The holiday season is upon us and whatever holiday it is you are celebrating, it comes with traditions, religious beliefs, family and food. We don’t always care for some of the traditions, but we continue them because that is what we do.   

We Italians center much of our traditions around food, at least that’s what we did every year at my godparents’ home or my Nona’s.

Christmas Eve at my grandparents was meatless — and I am sorry I saw the food before it was cooked. Watching a snail try to escape from the pot did it for me; I don’t care if it is a delicacy.  

I prefer to think calamari comes already breaded or in a great salad. Needless to say, these are dishes I do not cook. Over the years I have tempered the tradition, making it simpler and eradicating some of the unpleasant memories.

But sweets at the Italian table are just that sweet! We always had panettone, which is a sweet bread that originated in Milan. Nothing is better than a slice toasted with butter. For those of you of Czech descent it is similar to a houska

Nona and Kiki (the names we called our maternal grandparents) also had panforte which hails from the Tuscany region. If you are a fan of fruit cake, you will like panforte, because it contains fruits and nuts.  

It’s not one of my favorites, but for some odd reason once a year, I have a piece for the sake of tradition. I also will have a small slice of fruit cake for the same reason. I can remember my mother receiving a fruit cake, which was round with a hole in the center in a sealed tin. She put a shot glass with brandy in the center and kept the lid on the tin, need I say more. I didn’t get to taste that fruit cake until I was older.

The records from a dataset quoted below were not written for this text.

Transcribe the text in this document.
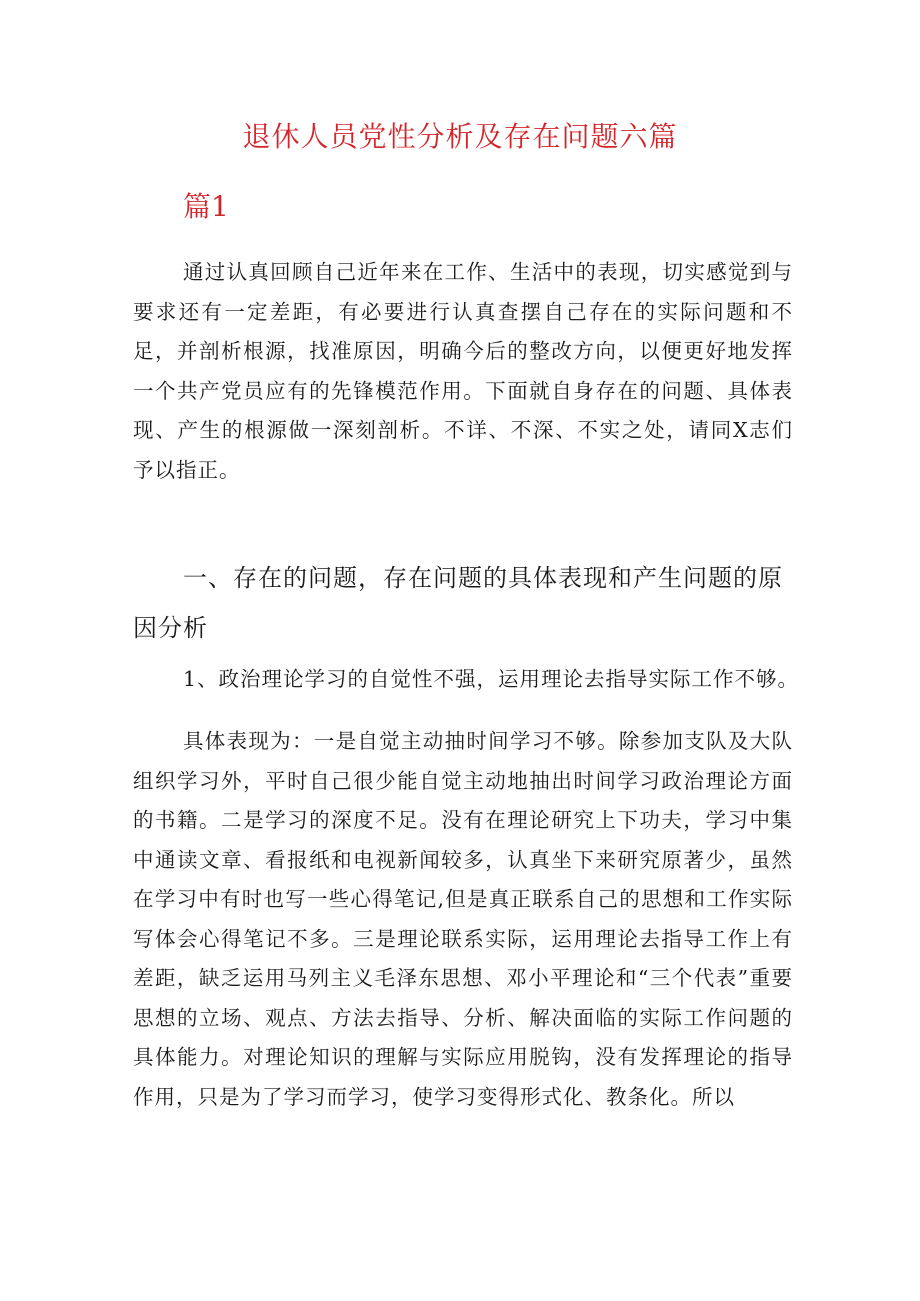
退休人员党性分析及存在问题六篇
篇1

通过认真回顾自己近年来在工作、生活中的表现，切实感觉到与要求还有一定差距，有必要进行认真查摆自己存在的实际问题和不足，并剖析根源，找准原因，明确今后的整改方向，以便更好地发挥一个共产党员应有的先锋模范作用。下面就自身存在的问题、具体表现、产生的根源做一深刻剖析。不详、不深、不实之处，请同X志们予以指正。

一、存在的问题，存在问题的具体表现和产生问题的原因分析

1、政治理论学习的自觉性不强，运用理论去指导实际工作不够。

具体表现为：一是自觉主动抽时间学习不够。除参加支队及大队组织学习外，平时自己很少能自觉主动地抽出时间学习政治理论方面的书籍。二是学习的深度不足。没有在理论研究上下功夫，学习中集中通读文章、看报纸和电视新闻较多，认真坐下来研究原著少，虽然在学习中有时也写一些心得笔记,但是真正联系自己的思想和工作实际写体会心得笔记不多。三是理论联系实际，运用理论去指导工作上有差距，缺乏运用马列主义毛泽东思想、邓小平理论和“三个代表”重要思想的立场、观点、方法去指导、分析、解决面临的实际工作问题的具体能力。对理论知识的理解与实际应用脱钩，没有发挥理论的指导作用，只是为了学习而学习，使学习变得形式化、教条化。所以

My family were not bakers, so the wonderful Italian cookies came from the bakery. I also am not a baker, but I am lucky enough to have a good friend who is a wonderful baker — her initials are T.H.

Candy didn’t come in the form of chocolate Santas. It was torrone, a nougat candy that came in little boxes with pretty pictures which I liked to save. They were either plain or chocolate with lemon, orange or vanilla flavors.

Whatever your beliefs, some traditions are fun to hold onto and pass on. But I’m still not going to clean octopus, eels or snails.